詳細紹介
緑ターラ真言「オン・ターレー・トゥッターレー・トゥレー・スワーハー」はチベット仏教で最も人気のある真言の一つです。緑ターラは観世音菩薩の慈悲の涙の化身であり、すべての仏母の筆頭とされ、「迅速な救済」で名高いとされています。信者が誠心をもって真言を唱えると、緑ターラがたちまち現れて守護してくださると信じられています。
緑ターラの起源
伝説によると、観世音菩薩がポタラ山から衆生の苦しみを見つめていた際、慈悲の涙を絶えず流しました。左目から落ちた涙が緑ターラとなり、右目の涙が白ターラとなりました。緑ターラは「行動する慈悲」を象徴しています。右足を前に伸ばした半跏座の姿勢は、常に立ち上がって衆生を救う準備ができていることを表し、受動的に待つのではなく能動的かつ迅速に助けの呼びかけに応えることを示しています。肌はエメラルドグリーンで、活力と能動的なエネルギーを表しています。右手は与願印(手のひらを外に向ける)を結び、左手は青い蓮華を持ち、全身から慈悲の光を放っています。
真言の分析
- オン:宇宙の原初音。仏の身・口・意の三密を表します。
- ターレー:「解放する者」の意。ターラが衆生を輪廻の海から救うことを表します。
- トゥッターレー:「すべての恐怖を払う」の意。ターラが八大恐怖――獅子の難(傲慢)、象の難(無知)、火の難(怒り)、蛇の難(嫉妬)、盗賊の難(邪見)、枷の難(欲望)、洪水の難(執着)、鬼魔の難(疑い)を除くことを表します。
- トゥレー:「すべての成就を与える」の意。ターラが世俗的にも超越的にも成就を授けることを表します。
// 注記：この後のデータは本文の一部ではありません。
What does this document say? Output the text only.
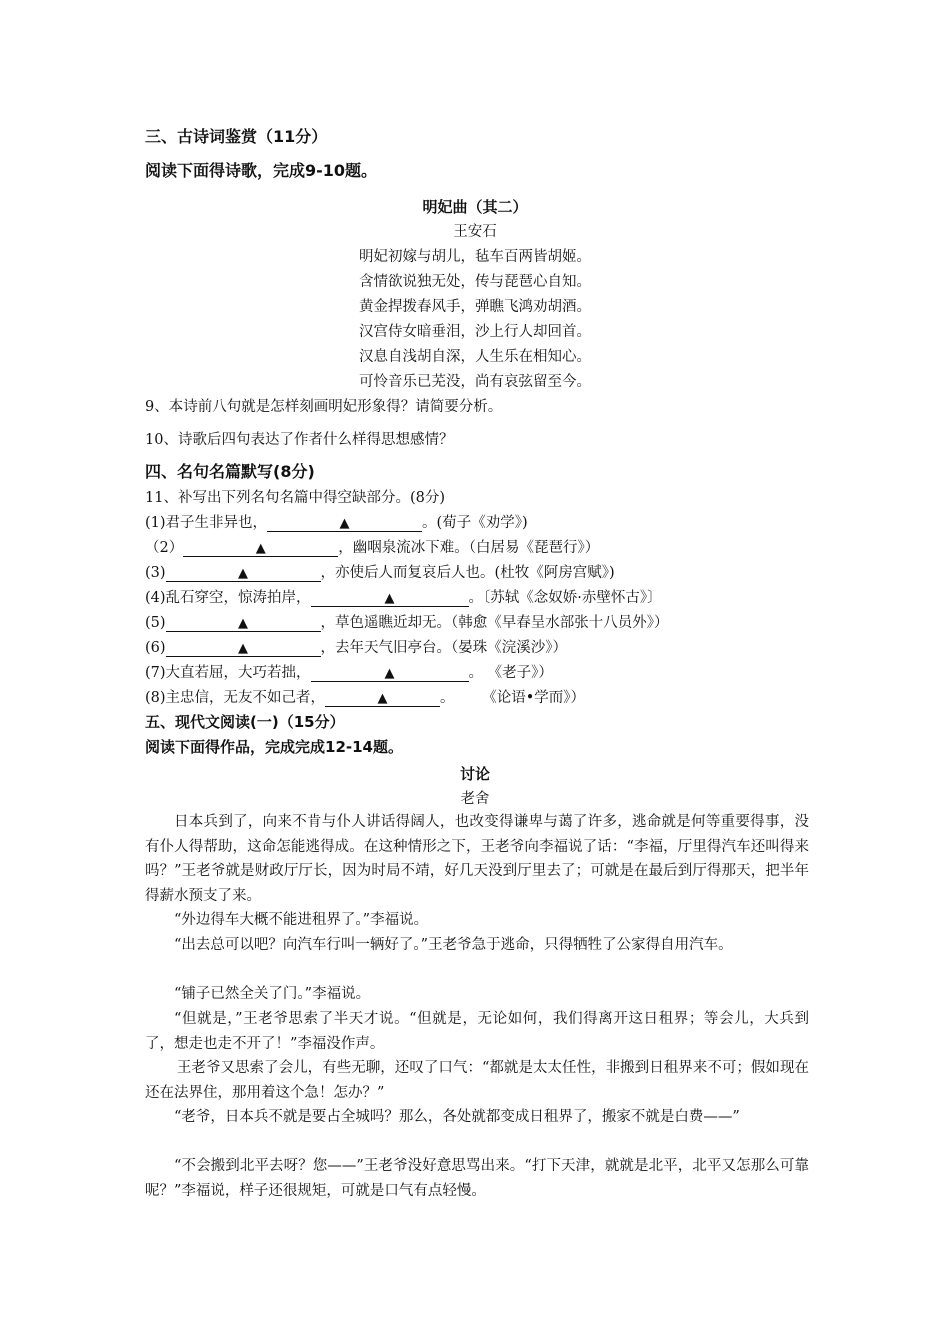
三、古诗词鉴赏（11分）
阅读下面得诗歌，完成9-10题。
明妃曲（其二）
王安石
明妃初嫁与胡儿，毡车百两皆胡姬。
含情欲说独无处，传与琵琶心自知。
黄金捍拨春风手，弹瞧飞鸿劝胡酒。
汉宫侍女暗垂泪，沙上行人却回首。
汉息自浅胡自深，人生乐在相知心。
可怜音乐已芜没，尚有哀弦留至今。
9、本诗前八句就是怎样刻画明妃形象得？请简要分析。
10、诗歌后四句表达了作者什么样得思想感情？
四、名句名篇默写(8分)
11、补写出下列名句名篇中得空缺部分。(8分)
(1)君子生非异也，	▲	。(荀子《劝学》)
（2）	▲	，幽咽泉流冰下难。（白居易《琵琶行》）
(3)	▲	，亦使后人而复哀后人也。(杜牧《阿房宫赋》)
(4)乱石穿空，惊涛拍岸，	▲	。〔苏轼《念奴娇·赤壁怀古》〕
(5)	▲	，草色遥瞧近却无。（韩愈《早春呈水部张十八员外》）
(6)	▲	，去年天气旧亭台。（晏珠《浣溪沙》）
(7)大直若屈，大巧若拙，	▲	。 《老子》）
(8)主忠信，无友不如己者，	▲	。      《论语•学而》）
五、现代文阅读(一)（15分）
阅读下面得作品，完成完成12-14题。
讨论
老舍
日本兵到了，向来不肯与仆人讲话得阔人，也改变得谦卑与蔼了许多，逃命就是何等重要得事，没有仆人得帮助，这命怎能逃得成。在这种情形之下，王老爷向李福说了话：“李福，厅里得汽车还叫得来吗？”王老爷就是财政厅厅长，因为时局不靖，好几天没到厅里去了；可就是在最后到厅得那天，把半年得薪水预支了来。
“外边得车大概不能进租界了。”李福说。
“出去总可以吧？向汽车行叫一辆好了。”王老爷急于逃命，只得牺牲了公家得自用汽车。
“铺子已然全关了门。”李福说。
“但就是，”王老爷思索了半天才说。“但就是，无论如何，我们得离开这日租界；等会儿，大兵到了，想走也走不开了！”李福没作声。
王老爷又思索了会儿，有些无聊，还叹了口气：“都就是太太任性，非搬到日租界来不可；假如现在还在法界住，那用着这个急！怎办？”
“老爷，日本兵不就是要占全城吗？那么，各处就都变成日租界了，搬家不就是白费——”
“不会搬到北平去呀？您——”王老爷没好意思骂出来。“打下天津，就就是北平，北平又怎那么可靠呢？”李福说，样子还很规矩，可就是口气有点轻慢。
- スワーハー:「円満成就」の意。真言の結びの音節で、祈りの完全な成就を表します。
唱える功徳
緑ターラ真言を唱える功徳には、恐怖と不安の払拭、災難と事故からの守護、旅の安全、智慧と功徳の増大、修行の障害の除去、ターラの加護と守りを受けることなどがあります。チベット仏教の伝統では、緑ターラは特に女性の守護者とされています。妊娠中に唱えれば母子を守り、夫婦間の困難な時に唱えれば正しい判断をする智慧が与えられるとされます。
修行の方法
- 簡単な修行:毎日108遍(数珠一周)、または7の倍数(7、21遍など)を唱えます。
- 完全な修行:帰依と菩提心の発心から始め、頭上に緑ターラが光を放って加持してくださる姿を観想し、真言を唱え、最後に功徳を回向します。
- 特別な機会:恐れや不安を感じた時、旅に出る前、難しい決断に直面した時、他者のために祈る時。
台湾での普及
チベット仏教の台湾での広まりとともに、緑ターラ信仰はますます人気が高まっています。台湾各地のチベット仏教センター(直貢カギュ、カルマカギュ、ゲルク派のセンターなど)が定期的に緑ターラ法会と灌頂を開催しています。漢伝仏教の修行者の中にも緑ターラ真言を唱え始め、日課に取り入れている方が増えています。緑ターラの優しく慈悲深いイメージと「迅速な救済」の特質は、台湾の女性修行者に特に愛されています。